Übereinstimmende Wertvorstellungen von Flüchtlingen und Deutschen sind natürlich nur ein grober Befund. Bei genauerer Prüfung zeigen sich auch Unterschiede. Zwar meinten 92 Prozent der Befragten, dass »gleiche Rechte von Männern und Frauen« Bestandteil der Demokratie seien. Dem Satz »Wenn eine Frau mehr Geld verdient als ihr Partner, führt dies zwangsläufig zu Problemen« stimmten allerdings 29 Prozent der Geflüchteten zu, aber nur 18 Prozent der deutschen Vergleichsgruppe. In den Heimatländern der Flüchtlinge stimmten nur 62 Prozent gleichen Rechten für Frauen zu.
21 Prozent der Geflüchteten befürworteten einen »starken Führer«, der sich nicht um Parlament und Wahlen kümmern muss – auch das entspricht den Verhältnissen in der deutschen Befragtengruppe, wo 22 Prozent der Aussage zustimmten. Beide liegen deutlich unter den 46 Prozent, die den Satz in den Herkunftsländern der Flüchtlinge bejahten.
Die Wissenschaftler versichern, durch entsprechende Verfahren und Prüfungen authentische Antworten ermittelt zu haben, sensibilisiert zu sein gegenüber einer »sozialen Erwünschtheit« bestimmter Antworten, wie Jürgen Schupp versicherte; er ist Direktor der beteiligten Infrastruktureinrichtung »Sozio-ökonomisches Panel« am Deutschen Institut für Wirtschaftsforschung in Berlin.

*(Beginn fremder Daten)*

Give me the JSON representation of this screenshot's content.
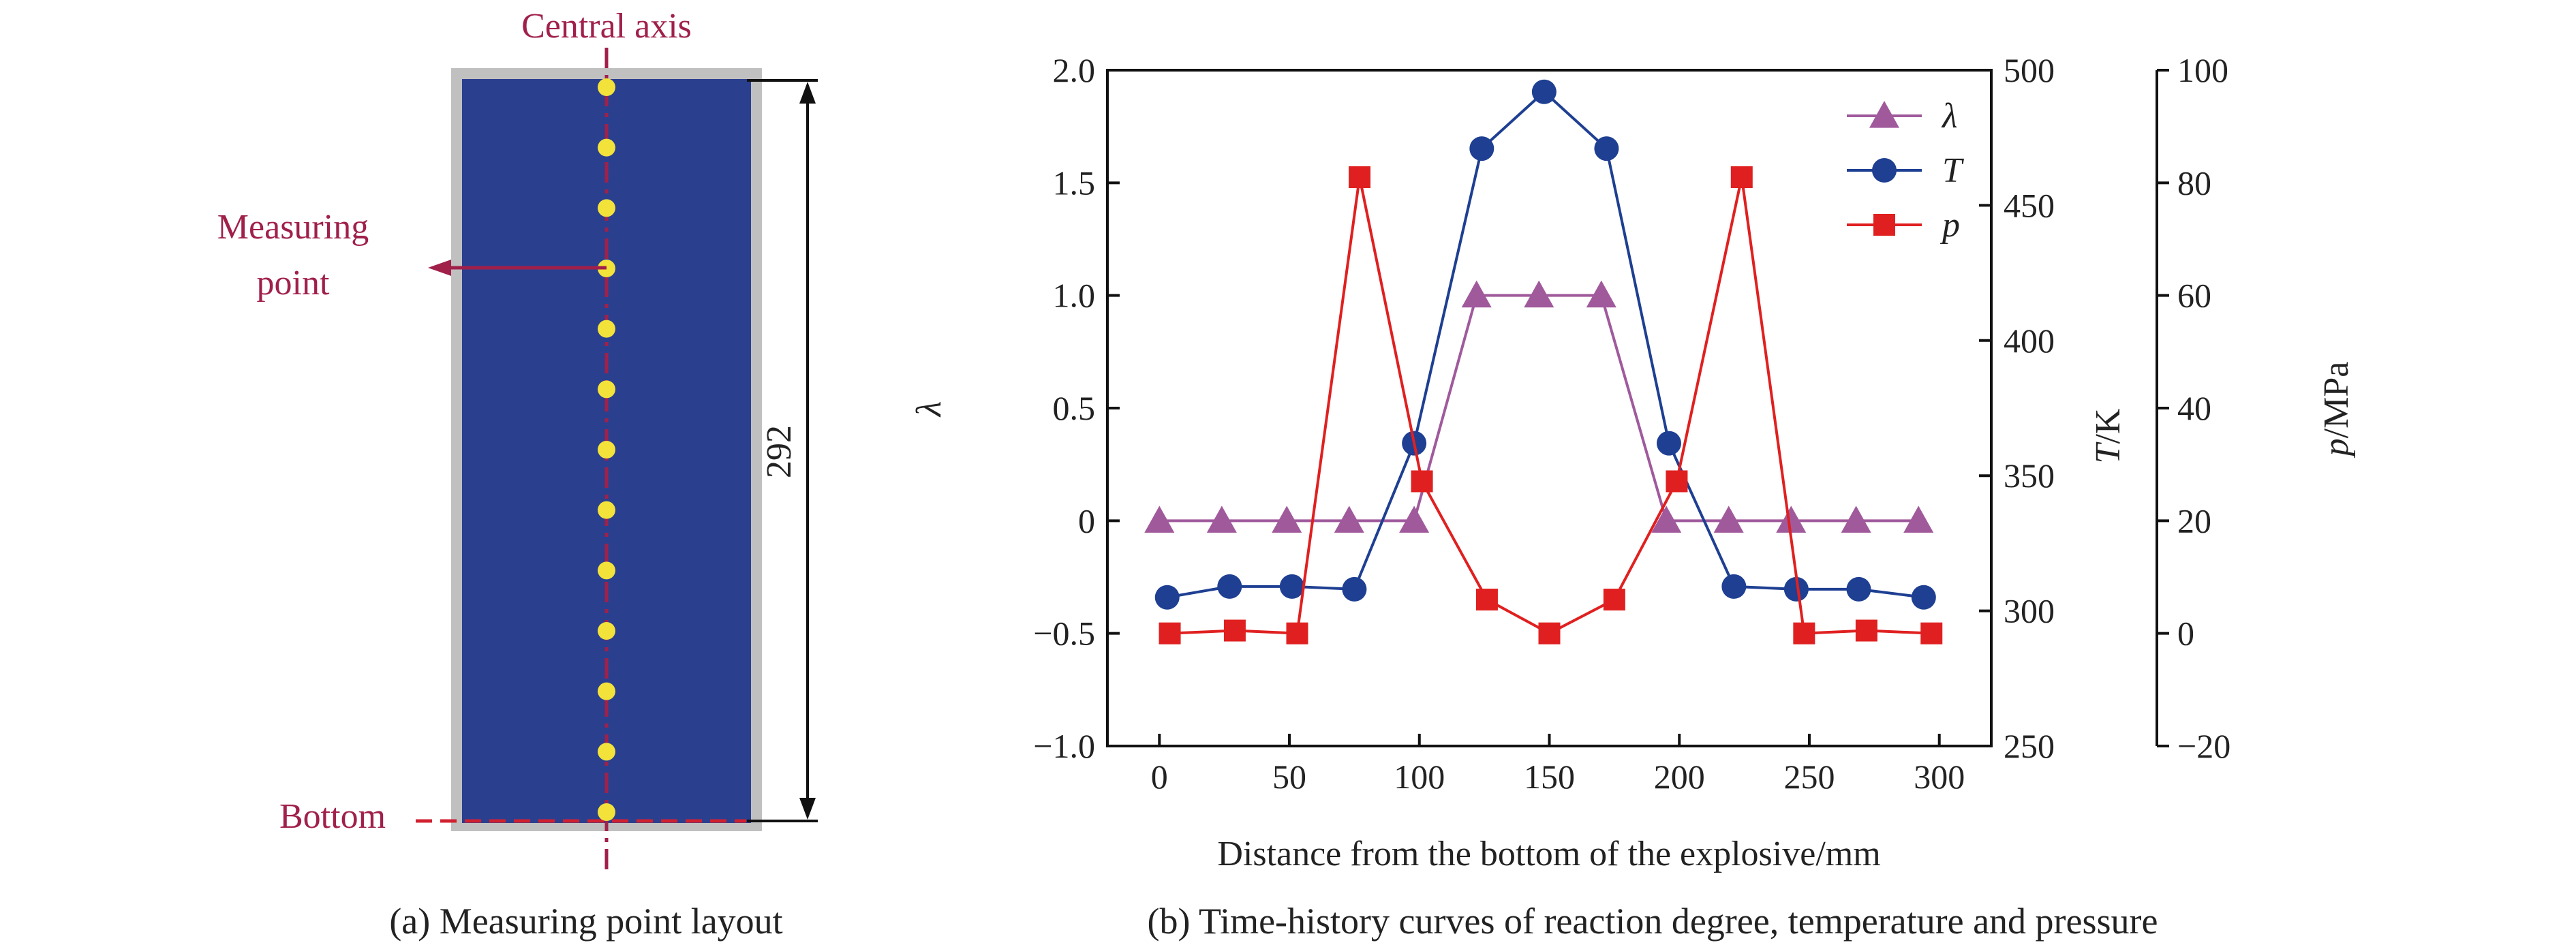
{
  "panel_a": {
    "label_central_axis": "Central axis",
    "label_measuring_point_1": "Measuring",
    "label_measuring_point_2": "point",
    "label_bottom": "Bottom",
    "dimension": "292",
    "caption": "(a) Measuring point layout",
    "colors": {
      "explosive": "#2b3f8f",
      "shell": "#c0c0c0",
      "point": "#f2e23a",
      "axis": "#a0204a"
    },
    "point_count": 13
  },
  "panel_b": {
    "caption": "(b) Time-history curves of reaction degree, temperature and pressure"
  },
  "chart_data": {
    "type": "line",
    "xlabel": "Distance from the bottom of the explosive/mm",
    "xlim": [
      -20,
      320
    ],
    "xticks": [
      0,
      50,
      100,
      150,
      200,
      250,
      300
    ],
    "axes": {
      "lambda": {
        "label": "λ",
        "lim": [
          -1.0,
          2.0
        ],
        "ticks": [
          -1.0,
          -0.5,
          0,
          0.5,
          1.0,
          1.5,
          2.0
        ],
        "tick_labels": [
          "−1.0",
          "−0.5",
          "0",
          "0.5",
          "1.0",
          "1.5",
          "2.0"
        ]
      },
      "T": {
        "label_main": "T",
        "label_unit": "/K",
        "lim": [
          250,
          500
        ],
        "ticks": [
          250,
          300,
          350,
          400,
          450,
          500
        ],
        "tick_labels": [
          "250",
          "300",
          "350",
          "400",
          "450",
          "500"
        ]
      },
      "p": {
        "label_main": "p",
        "label_unit": "/MPa",
        "lim": [
          -20,
          100
        ],
        "ticks": [
          -20,
          0,
          20,
          40,
          60,
          80,
          100
        ],
        "tick_labels": [
          "−20",
          "0",
          "20",
          "40",
          "60",
          "80",
          "100"
        ]
      }
    },
    "legend": {
      "placement": "top-right"
    },
    "series": [
      {
        "name": "λ",
        "axis": "lambda",
        "color": "#a05a9c",
        "marker": "triangle",
        "x": [
          0,
          24,
          49,
          73,
          98,
          122,
          146,
          170,
          195,
          219,
          243,
          268,
          292
        ],
        "values": [
          0,
          0,
          0,
          0,
          0,
          1.0,
          1.0,
          1.0,
          0,
          0,
          0,
          0,
          0
        ]
      },
      {
        "name": "T",
        "axis": "T",
        "color": "#1e3f92",
        "marker": "circle",
        "x": [
          3,
          27,
          51,
          75,
          98,
          124,
          148,
          172,
          196,
          221,
          245,
          269,
          294
        ],
        "values": [
          305,
          309,
          309,
          308,
          362,
          471,
          492,
          471,
          362,
          309,
          308,
          308,
          305
        ]
      },
      {
        "name": "p",
        "axis": "p",
        "color": "#e02020",
        "marker": "square",
        "x": [
          4,
          29,
          53,
          77,
          101,
          126,
          150,
          175,
          199,
          224,
          248,
          272,
          297
        ],
        "values": [
          0,
          0.5,
          0,
          81,
          27,
          6,
          0,
          6,
          27,
          81,
          0,
          0.5,
          0
        ]
      }
    ]
  }
}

Aussagen von Asylsuchenden werden beispielsweise verifiziert, indem man sie mit denen von anerkannten Flüchtlingen vergleicht.
Nina Rother vom Forschungszentrum des BAMF legte die Fluchtgründe der Befragten dar. Am häufigsten (70 Prozent) wurden hier die Angst vor gewaltsamen Konflikten und Krieg genannt, neben Verfolgung (44 Prozent), Diskriminierung (38 Prozent) und Zwangsrekrutierung (36 Prozent). Schlechte persönliche Lebensbedingungen (39) und wirtschaftliche Situation(32) des Landes sind weitere Gründe.

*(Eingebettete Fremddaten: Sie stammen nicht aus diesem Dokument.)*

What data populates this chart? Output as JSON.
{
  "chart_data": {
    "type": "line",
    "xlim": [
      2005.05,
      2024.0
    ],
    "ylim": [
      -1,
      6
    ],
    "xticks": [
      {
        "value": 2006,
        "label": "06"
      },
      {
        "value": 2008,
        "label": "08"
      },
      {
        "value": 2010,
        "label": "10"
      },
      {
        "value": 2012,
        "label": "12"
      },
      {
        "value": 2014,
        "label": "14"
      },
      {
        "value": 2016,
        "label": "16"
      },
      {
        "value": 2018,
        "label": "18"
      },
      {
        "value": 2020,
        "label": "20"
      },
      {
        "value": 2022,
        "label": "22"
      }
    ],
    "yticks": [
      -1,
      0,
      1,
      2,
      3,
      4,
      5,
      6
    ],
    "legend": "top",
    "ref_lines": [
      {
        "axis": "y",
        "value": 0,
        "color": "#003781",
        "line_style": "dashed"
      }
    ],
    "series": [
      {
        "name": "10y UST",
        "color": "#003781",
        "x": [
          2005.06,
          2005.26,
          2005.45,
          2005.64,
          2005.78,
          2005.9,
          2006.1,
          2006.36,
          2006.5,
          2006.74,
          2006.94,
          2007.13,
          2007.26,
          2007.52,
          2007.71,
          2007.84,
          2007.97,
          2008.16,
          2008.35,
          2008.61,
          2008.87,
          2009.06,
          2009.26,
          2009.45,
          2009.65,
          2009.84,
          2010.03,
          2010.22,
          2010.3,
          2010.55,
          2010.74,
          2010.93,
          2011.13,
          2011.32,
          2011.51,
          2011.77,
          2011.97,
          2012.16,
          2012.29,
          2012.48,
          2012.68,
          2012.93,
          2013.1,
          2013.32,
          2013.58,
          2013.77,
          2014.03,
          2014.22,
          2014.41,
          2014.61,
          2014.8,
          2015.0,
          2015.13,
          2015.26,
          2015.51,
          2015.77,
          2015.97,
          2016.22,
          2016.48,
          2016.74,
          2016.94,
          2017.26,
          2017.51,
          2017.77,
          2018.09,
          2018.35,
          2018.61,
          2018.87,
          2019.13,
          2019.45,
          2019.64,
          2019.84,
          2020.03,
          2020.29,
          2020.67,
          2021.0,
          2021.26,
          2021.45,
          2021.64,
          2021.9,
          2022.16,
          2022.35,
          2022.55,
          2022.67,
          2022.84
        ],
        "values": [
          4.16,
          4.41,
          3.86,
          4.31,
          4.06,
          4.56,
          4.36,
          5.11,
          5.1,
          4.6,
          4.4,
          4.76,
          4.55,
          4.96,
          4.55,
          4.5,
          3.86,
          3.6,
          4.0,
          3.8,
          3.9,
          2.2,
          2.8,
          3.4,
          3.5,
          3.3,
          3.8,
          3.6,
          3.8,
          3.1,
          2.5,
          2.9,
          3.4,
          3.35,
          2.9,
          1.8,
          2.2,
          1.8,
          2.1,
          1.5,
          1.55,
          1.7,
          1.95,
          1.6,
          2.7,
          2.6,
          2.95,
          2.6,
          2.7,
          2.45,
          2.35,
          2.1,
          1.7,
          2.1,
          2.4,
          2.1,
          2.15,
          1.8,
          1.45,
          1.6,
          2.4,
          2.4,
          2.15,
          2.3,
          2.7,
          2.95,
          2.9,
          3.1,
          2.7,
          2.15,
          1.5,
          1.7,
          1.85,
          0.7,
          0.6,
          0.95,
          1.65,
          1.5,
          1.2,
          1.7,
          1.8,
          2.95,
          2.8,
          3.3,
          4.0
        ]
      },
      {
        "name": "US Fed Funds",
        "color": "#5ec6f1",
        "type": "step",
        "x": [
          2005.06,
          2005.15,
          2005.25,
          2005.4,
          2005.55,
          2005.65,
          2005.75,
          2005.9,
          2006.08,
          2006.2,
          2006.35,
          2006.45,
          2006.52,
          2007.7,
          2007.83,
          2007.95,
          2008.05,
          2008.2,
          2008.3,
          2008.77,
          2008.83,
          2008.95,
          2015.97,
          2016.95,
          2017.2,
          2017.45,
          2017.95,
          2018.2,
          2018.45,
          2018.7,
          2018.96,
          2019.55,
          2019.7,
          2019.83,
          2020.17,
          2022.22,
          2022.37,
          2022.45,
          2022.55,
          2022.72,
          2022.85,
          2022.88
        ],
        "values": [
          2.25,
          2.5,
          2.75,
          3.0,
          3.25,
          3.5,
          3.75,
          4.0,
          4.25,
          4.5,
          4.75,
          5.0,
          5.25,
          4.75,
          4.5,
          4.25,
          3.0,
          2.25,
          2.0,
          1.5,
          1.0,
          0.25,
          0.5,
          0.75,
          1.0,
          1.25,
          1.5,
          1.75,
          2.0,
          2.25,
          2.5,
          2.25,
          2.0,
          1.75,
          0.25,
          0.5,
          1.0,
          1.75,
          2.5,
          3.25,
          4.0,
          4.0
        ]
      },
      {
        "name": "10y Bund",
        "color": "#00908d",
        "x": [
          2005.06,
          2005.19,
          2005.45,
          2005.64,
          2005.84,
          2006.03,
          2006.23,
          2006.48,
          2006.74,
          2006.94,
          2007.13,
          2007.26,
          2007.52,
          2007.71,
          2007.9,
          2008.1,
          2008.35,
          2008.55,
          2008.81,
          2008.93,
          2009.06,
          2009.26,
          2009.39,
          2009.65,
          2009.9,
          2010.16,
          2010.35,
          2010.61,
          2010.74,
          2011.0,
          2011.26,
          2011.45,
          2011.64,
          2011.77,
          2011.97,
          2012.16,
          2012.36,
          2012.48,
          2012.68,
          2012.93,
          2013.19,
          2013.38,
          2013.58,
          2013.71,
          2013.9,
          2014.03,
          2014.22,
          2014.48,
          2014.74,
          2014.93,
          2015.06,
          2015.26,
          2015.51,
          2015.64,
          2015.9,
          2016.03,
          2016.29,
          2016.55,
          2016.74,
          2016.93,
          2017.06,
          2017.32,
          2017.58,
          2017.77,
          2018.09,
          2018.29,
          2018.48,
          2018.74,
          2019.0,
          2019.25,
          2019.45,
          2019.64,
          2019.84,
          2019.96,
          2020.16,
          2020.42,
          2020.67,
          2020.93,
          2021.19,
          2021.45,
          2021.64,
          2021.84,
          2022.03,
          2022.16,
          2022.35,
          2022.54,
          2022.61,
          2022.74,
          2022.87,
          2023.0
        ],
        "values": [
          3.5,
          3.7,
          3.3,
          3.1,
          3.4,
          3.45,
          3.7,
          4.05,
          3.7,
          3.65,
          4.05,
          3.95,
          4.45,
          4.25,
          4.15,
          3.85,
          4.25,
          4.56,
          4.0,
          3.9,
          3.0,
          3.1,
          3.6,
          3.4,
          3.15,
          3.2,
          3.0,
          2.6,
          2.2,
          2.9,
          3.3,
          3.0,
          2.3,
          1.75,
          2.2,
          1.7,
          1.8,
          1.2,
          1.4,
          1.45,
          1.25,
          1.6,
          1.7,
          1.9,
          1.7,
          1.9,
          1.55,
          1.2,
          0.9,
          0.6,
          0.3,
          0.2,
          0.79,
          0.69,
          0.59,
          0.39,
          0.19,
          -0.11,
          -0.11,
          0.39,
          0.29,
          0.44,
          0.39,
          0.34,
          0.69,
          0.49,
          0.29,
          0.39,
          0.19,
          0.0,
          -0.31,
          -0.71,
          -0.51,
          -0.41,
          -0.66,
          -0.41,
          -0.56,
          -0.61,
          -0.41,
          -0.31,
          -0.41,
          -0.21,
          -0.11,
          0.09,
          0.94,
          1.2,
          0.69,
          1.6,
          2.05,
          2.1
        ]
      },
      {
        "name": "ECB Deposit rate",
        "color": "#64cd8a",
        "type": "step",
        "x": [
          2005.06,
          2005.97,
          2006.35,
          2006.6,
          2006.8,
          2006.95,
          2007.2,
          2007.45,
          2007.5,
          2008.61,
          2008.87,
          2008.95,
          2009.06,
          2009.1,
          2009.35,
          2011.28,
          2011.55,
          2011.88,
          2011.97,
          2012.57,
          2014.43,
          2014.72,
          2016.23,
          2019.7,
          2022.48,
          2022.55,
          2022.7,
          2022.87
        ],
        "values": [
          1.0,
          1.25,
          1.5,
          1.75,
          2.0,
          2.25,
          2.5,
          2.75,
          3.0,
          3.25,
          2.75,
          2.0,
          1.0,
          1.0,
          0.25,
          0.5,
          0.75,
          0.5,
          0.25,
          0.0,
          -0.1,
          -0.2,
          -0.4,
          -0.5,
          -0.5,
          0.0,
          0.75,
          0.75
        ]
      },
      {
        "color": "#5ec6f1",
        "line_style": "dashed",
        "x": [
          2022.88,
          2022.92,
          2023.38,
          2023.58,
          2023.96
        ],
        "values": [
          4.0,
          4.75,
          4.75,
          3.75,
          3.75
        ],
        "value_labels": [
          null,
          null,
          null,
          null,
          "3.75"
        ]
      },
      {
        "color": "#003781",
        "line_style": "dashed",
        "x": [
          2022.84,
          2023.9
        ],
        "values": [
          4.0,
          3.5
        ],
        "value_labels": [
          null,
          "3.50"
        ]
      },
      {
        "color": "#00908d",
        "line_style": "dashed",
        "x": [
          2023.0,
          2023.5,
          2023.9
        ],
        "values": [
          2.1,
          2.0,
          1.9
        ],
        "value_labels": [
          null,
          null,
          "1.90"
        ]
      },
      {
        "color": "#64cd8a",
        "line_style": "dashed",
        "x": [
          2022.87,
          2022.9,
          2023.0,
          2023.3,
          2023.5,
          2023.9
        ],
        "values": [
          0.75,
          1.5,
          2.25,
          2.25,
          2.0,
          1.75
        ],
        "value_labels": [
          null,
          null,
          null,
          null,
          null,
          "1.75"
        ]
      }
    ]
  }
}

Das Bildungsgefälle sei nicht so groß wie vielfach angenommen, so Brücker. Gleichwohl liegt das Bildungsniveau der Geflüchteten deutlich unter dem der deutschen Bevölkerung. Während 58 Prozent der Flüchtlinge zehn Jahre und mehr in Schule, Ausbildung und Studium verbrachten, sind es bei den Deutschen 88 Prozent. Brücker spricht von einer »starken Polarisierung«: 37 Prozent der Flüchtlinge hätten eine weiterführende Schule besucht, 17 Prozent eine Hochschule, aber neun Prozent seien gänzlich ohne Schulbildung. 73 Prozent der Flüchtlinge waren vor ihrer Flucht erwerbstätig.

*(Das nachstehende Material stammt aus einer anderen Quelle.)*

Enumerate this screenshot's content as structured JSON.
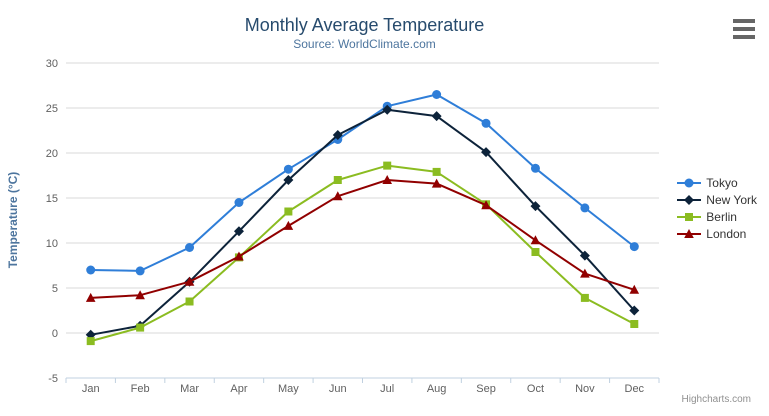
{
  "header": {
    "title": "Monthly Average Temperature",
    "subtitle": "Source: WorldClimate.com"
  },
  "credits": {
    "label": "Highcharts.com"
  },
  "chart_data": {
    "type": "line",
    "title": "Monthly Average Temperature",
    "subtitle": "Source: WorldClimate.com",
    "categories": [
      "Jan",
      "Feb",
      "Mar",
      "Apr",
      "May",
      "Jun",
      "Jul",
      "Aug",
      "Sep",
      "Oct",
      "Nov",
      "Dec"
    ],
    "xlabel": "",
    "ylabel": "Temperature (°C)",
    "ylim": [
      -5,
      30
    ],
    "y_ticks": [
      30,
      25,
      20,
      15,
      10,
      5,
      0,
      -5
    ],
    "grid": true,
    "legend_position": "right",
    "series": [
      {
        "name": "Tokyo",
        "color": "#2f7ed8",
        "marker": "circle",
        "values": [
          7.0,
          6.9,
          9.5,
          14.5,
          18.2,
          21.5,
          25.2,
          26.5,
          23.3,
          18.3,
          13.9,
          9.6
        ]
      },
      {
        "name": "New York",
        "color": "#0d233a",
        "marker": "diamond",
        "values": [
          -0.2,
          0.8,
          5.7,
          11.3,
          17.0,
          22.0,
          24.8,
          24.1,
          20.1,
          14.1,
          8.6,
          2.5
        ]
      },
      {
        "name": "Berlin",
        "color": "#8bbc21",
        "marker": "square",
        "values": [
          -0.9,
          0.6,
          3.5,
          8.4,
          13.5,
          17.0,
          18.6,
          17.9,
          14.3,
          9.0,
          3.9,
          1.0
        ]
      },
      {
        "name": "London",
        "color": "#910000",
        "marker": "triangle",
        "values": [
          3.9,
          4.2,
          5.7,
          8.5,
          11.9,
          15.2,
          17.0,
          16.6,
          14.2,
          10.3,
          6.6,
          4.8
        ]
      }
    ]
  },
  "colors": {
    "title": "#274b6d",
    "subtitle": "#4d759e",
    "axis_title": "#4d759e",
    "axis_labels": "#606060",
    "grid": "#d8d8d8",
    "axis_line": "#c0d0e0",
    "legend_text": "#333333",
    "credits": "#909090",
    "menu_icon": "#666666",
    "background": "#ffffff"
  }
}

Für Herbert Brücker vom IAB ist eine starke Bildungsorientierung der Geflüchteten »überraschendes Ergebnis« der Befragungen. 46 Prozent, fast die Hälfte der Flüchtlinge, würden gerne einen Schulabschluss in Deutschland machen, 66 Prozent einen beruflichen Abschluss. In welchem Umfang die Befragten allerdings tatsächlich einen Abschluss in Deutschland erwerben, ist natürlich eine offene Frage. Angesichts des niedrigen Durchschnittsalters der Flüchtlinge konstatieren die Forscher ein hohes Bildungspotenzial.